Okay, why am I going into all this detail?
Because NOW, and only now, after going through this period of God killing me and then raising me back up a new creature, I have a good story to tell. Now I have a bolder voice and something to say about knowing Him and making knowing Him our everything…no exceptions, nothing tying for first place. I have learned this because I have now lived this: When we make knowing Him our only goal and priority, in our heart of hearts forsaking all other reasons to live, an internal miracle happens. The only things that can hurt in us are the things that are still alive! If they are crucified–all we wanted out of life, even all we hoped to do for His glory–then when things don’t go “well”, we don’t suffer. Our only suffering is when we are losing sight of His face.
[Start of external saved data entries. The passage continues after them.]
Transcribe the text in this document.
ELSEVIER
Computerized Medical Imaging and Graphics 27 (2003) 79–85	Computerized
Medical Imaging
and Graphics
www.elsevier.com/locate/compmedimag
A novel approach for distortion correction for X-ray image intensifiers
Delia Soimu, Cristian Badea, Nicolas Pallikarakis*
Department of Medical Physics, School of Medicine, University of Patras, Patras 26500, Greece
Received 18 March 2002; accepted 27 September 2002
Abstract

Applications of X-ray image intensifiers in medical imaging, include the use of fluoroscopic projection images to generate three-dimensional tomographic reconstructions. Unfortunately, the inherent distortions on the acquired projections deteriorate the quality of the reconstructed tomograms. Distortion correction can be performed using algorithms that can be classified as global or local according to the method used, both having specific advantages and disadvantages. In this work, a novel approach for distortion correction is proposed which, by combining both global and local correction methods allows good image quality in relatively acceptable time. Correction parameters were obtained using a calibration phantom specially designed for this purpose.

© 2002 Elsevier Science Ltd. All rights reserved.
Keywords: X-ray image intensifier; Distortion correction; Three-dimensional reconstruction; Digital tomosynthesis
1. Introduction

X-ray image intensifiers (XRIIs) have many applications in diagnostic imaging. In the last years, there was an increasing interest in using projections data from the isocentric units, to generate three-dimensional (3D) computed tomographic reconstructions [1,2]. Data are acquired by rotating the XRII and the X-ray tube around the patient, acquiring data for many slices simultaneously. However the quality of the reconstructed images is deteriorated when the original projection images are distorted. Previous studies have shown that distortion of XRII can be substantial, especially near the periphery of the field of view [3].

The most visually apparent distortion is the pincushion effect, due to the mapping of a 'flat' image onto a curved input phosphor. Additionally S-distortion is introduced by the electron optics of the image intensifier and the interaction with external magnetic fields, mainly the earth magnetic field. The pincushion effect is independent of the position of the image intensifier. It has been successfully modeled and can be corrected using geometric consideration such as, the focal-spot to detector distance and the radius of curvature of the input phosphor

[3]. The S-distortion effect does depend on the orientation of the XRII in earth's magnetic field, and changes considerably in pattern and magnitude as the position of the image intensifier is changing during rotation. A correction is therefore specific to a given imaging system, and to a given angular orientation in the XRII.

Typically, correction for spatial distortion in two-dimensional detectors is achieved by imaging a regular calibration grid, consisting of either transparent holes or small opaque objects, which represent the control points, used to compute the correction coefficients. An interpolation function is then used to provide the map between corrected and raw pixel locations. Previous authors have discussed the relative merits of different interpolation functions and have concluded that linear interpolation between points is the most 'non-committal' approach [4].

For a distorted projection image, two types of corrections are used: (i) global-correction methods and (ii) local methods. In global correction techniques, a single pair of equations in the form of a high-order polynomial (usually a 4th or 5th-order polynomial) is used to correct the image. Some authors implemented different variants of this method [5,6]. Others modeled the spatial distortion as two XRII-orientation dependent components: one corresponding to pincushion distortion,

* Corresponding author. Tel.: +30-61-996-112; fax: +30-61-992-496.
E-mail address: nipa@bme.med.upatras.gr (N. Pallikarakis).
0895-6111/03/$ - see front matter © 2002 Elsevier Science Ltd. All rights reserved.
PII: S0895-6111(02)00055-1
Priorities get in order, confusion and what others think disappears, and we begin to really embrace this Colossians 3 “life hidden in Christ.” Intimacy with Him happens and puts every worldly thing in its proper place. I want to live this and I want to share it! It’s fine with me if I do not have opportunities but I sense them coming. And I can get freaked out about it, or I can just relax and know that God has prepared me, that the very point of my testimony is what I have to rely on RIGHT NOW as He gives opportunities to share!
Also, and this is the part I’m cautious about, just as God clearly and tenderly led me AWAY from church services (never the Body, just the building) now He is clearly and tenderly leading me back. It took so long to unwind myself from the old thoughts and feelings I had wrapped around my position/standing/reputation/talents/gifts/service in the church. I never want to go back to that kind of stuff even being on my radar! Martha Kilpatrick says she wants to be unaware and uninterested in regard to God using her or not. Exactly. Because I don’t have TIME and ATTENTION to put on myself and what difference I may or may not be making. I only have time and attention and eyes for Jesus! And that’s what I know He has raised me up for, to live to know Him: in my home and out of my home, on a stage or sitting in the nursery with other moms, cleaning the toilet or speaking at a conference. It’s all the same. It’s all the same! And I’m terrified that I will forget that. I know I am a nobody. I know that I have no reason to be afraid that some kind of public attention will go to my head. It’s embarrassing to even share that I have this fear, but that is a practice God told me to put into place–look for opportunities to share something truthful about myself with others that is embarrassing. That’s an opportunity to go low, and I need those! Pride has to be dismantled even in people who don’t think they’re all that great…because there’s that secret place in most of us that would like to be great. And there is only One who is Great.
Whew. So I go forever without a blog, then I come back with that. But this is the season I’m walking into it, and I guess that’s what a blog is for! Thanks for reading, and I would appreciate your prayers!